The Persons with HIV/AIDS Rights Advocacy Association of Taiwan (PRAA) issued a joint statement with the Taiwan Tongzhi Hotline Association denouncing Kaohsiung Medical University Chung-Ho Memorial Hospital for conducting an unauthorized HIV test on a gay male patient earlier this year.
The Greater Kaohsiung City Government’s Department of Health imposed a NT$30,000 (US$1,000) fine on the hospital in March after ruling that its conduct constituted a violation of Item 4 of Article 15 of the HIV Infection Control and Patient Rights Protection Act (人類免疫缺乏病毒傳染防治及感染者權益保障條例).
It is the first time the government has issued a fine in a matter of this nature.
PRAA secretary-general Lin Yi-hui (林宜慧) told the Taipei Times in a telephone interview yesterday that the man in question, who wanted to be referred to by his full name, Chen Yu-jen (陳育仁), filed a petition with the department after he discovered to his astonishment that a urologist at the hospital from whom he had received treatment earlier this year for kidney stone problems had used a sample of his blood drawn for another reason to test for HIV without his knowledge or consent.
The urologist was allegedly aware of Chen’s homosexuality.
“Chen’s case has galvanized quite a heated online debate after his experiences were published by some local news outlets.
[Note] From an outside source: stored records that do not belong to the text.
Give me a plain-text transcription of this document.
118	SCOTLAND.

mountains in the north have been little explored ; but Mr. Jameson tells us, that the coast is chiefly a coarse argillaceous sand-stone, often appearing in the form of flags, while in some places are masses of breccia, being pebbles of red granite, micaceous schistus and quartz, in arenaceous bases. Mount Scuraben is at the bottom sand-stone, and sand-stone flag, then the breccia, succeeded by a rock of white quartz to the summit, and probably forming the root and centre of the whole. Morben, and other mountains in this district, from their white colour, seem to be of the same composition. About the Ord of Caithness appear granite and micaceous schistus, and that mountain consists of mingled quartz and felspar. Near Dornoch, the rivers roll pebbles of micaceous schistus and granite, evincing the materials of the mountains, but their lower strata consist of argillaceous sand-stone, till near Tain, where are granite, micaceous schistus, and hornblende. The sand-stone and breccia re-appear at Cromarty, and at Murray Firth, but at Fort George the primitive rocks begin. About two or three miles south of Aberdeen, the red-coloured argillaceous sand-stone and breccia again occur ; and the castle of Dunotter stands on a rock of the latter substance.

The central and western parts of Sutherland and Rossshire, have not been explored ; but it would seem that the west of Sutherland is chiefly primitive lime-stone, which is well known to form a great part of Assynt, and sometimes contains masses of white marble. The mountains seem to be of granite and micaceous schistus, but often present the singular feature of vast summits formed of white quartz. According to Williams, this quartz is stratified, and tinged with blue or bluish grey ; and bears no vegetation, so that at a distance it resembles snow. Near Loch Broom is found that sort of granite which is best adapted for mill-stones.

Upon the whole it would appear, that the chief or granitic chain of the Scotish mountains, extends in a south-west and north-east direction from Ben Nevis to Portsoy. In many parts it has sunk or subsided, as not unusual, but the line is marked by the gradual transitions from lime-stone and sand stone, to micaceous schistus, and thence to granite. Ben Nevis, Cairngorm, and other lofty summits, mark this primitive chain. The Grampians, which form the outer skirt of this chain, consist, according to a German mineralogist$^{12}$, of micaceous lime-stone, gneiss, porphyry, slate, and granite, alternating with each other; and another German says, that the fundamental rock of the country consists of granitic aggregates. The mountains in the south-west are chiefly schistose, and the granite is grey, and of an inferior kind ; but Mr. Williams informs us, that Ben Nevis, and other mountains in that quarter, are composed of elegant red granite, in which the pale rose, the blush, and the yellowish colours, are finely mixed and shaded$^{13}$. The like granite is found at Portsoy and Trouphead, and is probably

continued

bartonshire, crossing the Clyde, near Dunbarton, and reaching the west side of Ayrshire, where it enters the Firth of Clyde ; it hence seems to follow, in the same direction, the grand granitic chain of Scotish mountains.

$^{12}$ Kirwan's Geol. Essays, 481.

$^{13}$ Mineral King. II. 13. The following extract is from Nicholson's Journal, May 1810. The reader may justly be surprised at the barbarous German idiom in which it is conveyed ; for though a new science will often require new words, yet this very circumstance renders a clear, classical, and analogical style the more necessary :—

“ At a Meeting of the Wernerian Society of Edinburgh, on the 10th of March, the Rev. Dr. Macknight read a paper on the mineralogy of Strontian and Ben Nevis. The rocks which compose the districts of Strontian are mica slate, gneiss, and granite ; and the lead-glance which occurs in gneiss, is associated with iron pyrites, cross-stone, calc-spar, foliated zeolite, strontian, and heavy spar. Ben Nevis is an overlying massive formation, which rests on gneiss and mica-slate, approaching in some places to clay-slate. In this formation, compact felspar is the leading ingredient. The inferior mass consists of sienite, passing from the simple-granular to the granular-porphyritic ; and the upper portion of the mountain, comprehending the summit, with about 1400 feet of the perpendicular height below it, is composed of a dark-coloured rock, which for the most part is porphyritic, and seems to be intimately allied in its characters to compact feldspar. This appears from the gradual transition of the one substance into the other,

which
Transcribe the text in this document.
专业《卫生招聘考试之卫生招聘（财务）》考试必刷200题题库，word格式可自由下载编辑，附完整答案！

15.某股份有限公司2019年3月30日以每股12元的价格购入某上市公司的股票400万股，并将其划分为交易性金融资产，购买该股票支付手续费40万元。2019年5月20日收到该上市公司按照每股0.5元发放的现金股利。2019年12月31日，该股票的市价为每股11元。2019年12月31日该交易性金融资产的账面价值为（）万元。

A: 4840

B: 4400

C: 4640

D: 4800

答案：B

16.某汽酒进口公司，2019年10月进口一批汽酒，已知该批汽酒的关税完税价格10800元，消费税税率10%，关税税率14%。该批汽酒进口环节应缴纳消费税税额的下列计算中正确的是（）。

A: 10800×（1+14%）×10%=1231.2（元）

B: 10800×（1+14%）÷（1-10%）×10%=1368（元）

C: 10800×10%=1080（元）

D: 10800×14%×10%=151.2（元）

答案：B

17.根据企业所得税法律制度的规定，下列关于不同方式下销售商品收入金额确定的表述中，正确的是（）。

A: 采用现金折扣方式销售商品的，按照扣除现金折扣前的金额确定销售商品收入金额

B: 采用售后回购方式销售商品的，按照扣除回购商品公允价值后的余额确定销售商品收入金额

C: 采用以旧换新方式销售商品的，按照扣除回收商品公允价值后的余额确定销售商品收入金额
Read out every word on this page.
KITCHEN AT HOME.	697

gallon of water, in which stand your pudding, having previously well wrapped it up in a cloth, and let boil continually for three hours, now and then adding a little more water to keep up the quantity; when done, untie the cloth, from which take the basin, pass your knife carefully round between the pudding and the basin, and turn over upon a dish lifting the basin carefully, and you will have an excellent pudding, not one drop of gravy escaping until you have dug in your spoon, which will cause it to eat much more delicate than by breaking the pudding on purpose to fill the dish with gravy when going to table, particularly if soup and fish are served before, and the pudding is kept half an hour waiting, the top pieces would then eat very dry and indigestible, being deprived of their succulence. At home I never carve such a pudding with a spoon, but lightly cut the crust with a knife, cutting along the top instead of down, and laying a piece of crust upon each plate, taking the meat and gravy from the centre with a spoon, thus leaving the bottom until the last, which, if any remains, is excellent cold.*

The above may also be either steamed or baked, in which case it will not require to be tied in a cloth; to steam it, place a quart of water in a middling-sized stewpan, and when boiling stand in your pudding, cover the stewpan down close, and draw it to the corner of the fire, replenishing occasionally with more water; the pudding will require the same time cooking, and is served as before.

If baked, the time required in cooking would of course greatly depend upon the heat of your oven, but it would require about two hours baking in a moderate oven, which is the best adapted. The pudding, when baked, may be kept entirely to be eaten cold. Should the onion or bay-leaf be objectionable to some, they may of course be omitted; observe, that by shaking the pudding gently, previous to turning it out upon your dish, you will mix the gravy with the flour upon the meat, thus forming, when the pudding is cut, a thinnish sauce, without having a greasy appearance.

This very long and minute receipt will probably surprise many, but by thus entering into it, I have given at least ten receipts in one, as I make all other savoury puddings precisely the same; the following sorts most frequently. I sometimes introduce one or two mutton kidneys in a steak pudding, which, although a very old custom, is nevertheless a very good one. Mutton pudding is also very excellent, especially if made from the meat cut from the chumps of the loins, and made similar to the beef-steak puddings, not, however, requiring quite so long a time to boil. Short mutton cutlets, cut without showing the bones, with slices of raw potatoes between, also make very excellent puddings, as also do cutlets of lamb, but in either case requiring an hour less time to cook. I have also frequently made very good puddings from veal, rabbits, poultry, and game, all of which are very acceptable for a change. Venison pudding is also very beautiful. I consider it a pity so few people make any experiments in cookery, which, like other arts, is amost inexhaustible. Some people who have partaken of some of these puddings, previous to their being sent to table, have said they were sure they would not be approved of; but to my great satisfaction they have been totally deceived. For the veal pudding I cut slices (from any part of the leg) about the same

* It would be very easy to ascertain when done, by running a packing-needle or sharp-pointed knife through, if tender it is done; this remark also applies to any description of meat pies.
Some netizens threw their support behind Chen, while others justified the hospital’s conduct by saying that the safety of medical professionals should not be put at risk,” Lin said.
“So we felt obligated to make our stance known on the matter by issuing the statement,” she added.
The statement made three demands.
They were that hospitals abide by the law and refrain from conducting HIV tests on patients without their consent; that the safety of medical personnel and the autonomy of patients should both be guaranteed; and that hospitals should recommend HIV tests for patients based only on their own medical professional judgement, rather than on patients’ sexual orientation.
The statement has received endorsements from 28 civic organizations, including the Taiwan Gender Equity Education Association, the Taiwan LGBT Family Rights Advocacy and the Judicial Reform Foundation.